Just in the last week or so, I have read in different places some proposals to regulate social media, or at least the artificial-intelligence algorithms that are used to train users to be more reliable and complacent consumers of targeted advertising. And I have also read strong arguments against such regulation, based mainly on the idea that any regulation of social-media content beyond what the private platform operators do themselves violates the First Amendment's protection of free speech.
But when someone makes a one-to-one correspondence between, say, Patrick Henry making a speech before a crowd of fellow Virginians in 1774, and Cristiano Ronaldo, a professional Portuguese athlete who plays "football" (soccer in the U. S.) and is currently, according to Wikipedia. the most-followed person on Facebook today with 148 million followers, I'd say we're definitely in apples-and-oranges territory, or maybe even apples and geodes. What the comparison leaves out is the incredibly sophisticated AI-based machinery that Facebook and company use to train and otherwise manipulate both followers and leaders in modern social media—machinery that was entirely absent in the days before the Internet and electronic media in general.
The comparison that makes more sense to me is one between what the U. S. Food and Drug Administration (FDA) does today and what might be done by a similar governmental entity in the future.

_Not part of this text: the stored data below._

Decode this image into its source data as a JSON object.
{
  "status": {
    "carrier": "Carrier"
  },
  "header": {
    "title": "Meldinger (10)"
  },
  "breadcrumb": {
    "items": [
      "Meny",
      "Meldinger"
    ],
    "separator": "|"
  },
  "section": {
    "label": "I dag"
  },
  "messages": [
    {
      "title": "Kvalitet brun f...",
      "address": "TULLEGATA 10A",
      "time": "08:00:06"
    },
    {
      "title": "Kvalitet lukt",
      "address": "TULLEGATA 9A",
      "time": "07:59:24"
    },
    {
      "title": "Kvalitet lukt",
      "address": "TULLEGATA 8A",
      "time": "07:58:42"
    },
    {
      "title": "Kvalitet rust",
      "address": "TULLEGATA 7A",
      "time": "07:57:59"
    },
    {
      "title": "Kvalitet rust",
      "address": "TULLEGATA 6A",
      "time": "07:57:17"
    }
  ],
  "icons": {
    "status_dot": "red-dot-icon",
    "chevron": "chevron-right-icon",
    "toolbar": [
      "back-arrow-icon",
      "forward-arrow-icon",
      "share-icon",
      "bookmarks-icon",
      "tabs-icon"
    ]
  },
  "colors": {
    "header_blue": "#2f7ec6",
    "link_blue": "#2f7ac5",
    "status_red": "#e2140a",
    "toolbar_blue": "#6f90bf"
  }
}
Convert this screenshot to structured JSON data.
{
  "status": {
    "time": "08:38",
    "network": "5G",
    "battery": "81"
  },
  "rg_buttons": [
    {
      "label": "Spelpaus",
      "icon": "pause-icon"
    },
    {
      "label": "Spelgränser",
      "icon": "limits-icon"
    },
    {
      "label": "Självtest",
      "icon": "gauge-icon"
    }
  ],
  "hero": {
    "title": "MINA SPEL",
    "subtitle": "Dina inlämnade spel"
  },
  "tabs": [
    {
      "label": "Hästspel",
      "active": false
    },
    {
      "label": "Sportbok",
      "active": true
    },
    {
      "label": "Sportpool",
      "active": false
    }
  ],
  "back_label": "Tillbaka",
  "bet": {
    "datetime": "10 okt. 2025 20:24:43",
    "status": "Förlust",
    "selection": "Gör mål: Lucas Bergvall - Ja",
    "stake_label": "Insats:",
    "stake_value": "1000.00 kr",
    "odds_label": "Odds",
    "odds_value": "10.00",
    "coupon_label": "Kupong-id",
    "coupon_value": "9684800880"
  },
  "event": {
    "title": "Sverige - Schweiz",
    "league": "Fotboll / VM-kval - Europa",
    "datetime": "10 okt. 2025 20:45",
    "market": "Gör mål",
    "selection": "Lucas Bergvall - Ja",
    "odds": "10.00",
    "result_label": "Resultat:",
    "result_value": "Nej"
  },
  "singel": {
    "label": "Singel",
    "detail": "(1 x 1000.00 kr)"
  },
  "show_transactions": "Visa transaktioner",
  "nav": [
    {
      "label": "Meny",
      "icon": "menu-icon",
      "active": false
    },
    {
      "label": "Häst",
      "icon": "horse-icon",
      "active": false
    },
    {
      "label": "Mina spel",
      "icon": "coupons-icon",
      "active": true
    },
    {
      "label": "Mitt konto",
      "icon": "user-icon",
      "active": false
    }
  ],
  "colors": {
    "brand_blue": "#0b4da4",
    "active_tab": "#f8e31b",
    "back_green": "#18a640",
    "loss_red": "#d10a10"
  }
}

The FDA came about largely because the sophisticated chemical adulterants used by manufacturers in the early 1900s were not something that your average consumer was even aware of, let alone could defend himself against. So the FDA was charged with using the same advanced chemical and biological science available to the manufacturers to make sure that the foods and drugs sold to the public were not harmful, using a negotiated and agreed-on definition of harm.
It seems to me that given enough political good will (always a scarce commodity, but especially so today), we could define objective levels of psychological harm: depression, anxiety, even rates of suicide. And we might be able to determine to what extent these conditions were attributable, not simply to the user posts on social media, but the sophisticated methods used to heighten their impact on certain people who are thereby harmed. And then we could go in and say to the tech companies, "This set of algorithms is okay, but that set is off-limits, because it leads to X suicides, Y instances of depression, Z cases of porn-induced erectile dysfunction, etc." In order to do any good, the regulatory agency would have to have a cadre of sophisticated techie types just as smart as the ones the private companies have, and that might be hard. But only such types can see through the opaque fog of algorithms to tell what's going on, and which ones are harmful.
Sources: A portion of Chapter 9 of Anne Hendershott's The Politics of Envy (Crisis Publications, 2020) was reprinted as Appendix A (pp. 87-92) of the Spring 2021 edition of The Human Life Review. I also referred to the Wikipedia pages on envy, jealousy, and Cristiano Ronaldo, who I had never heard of before today.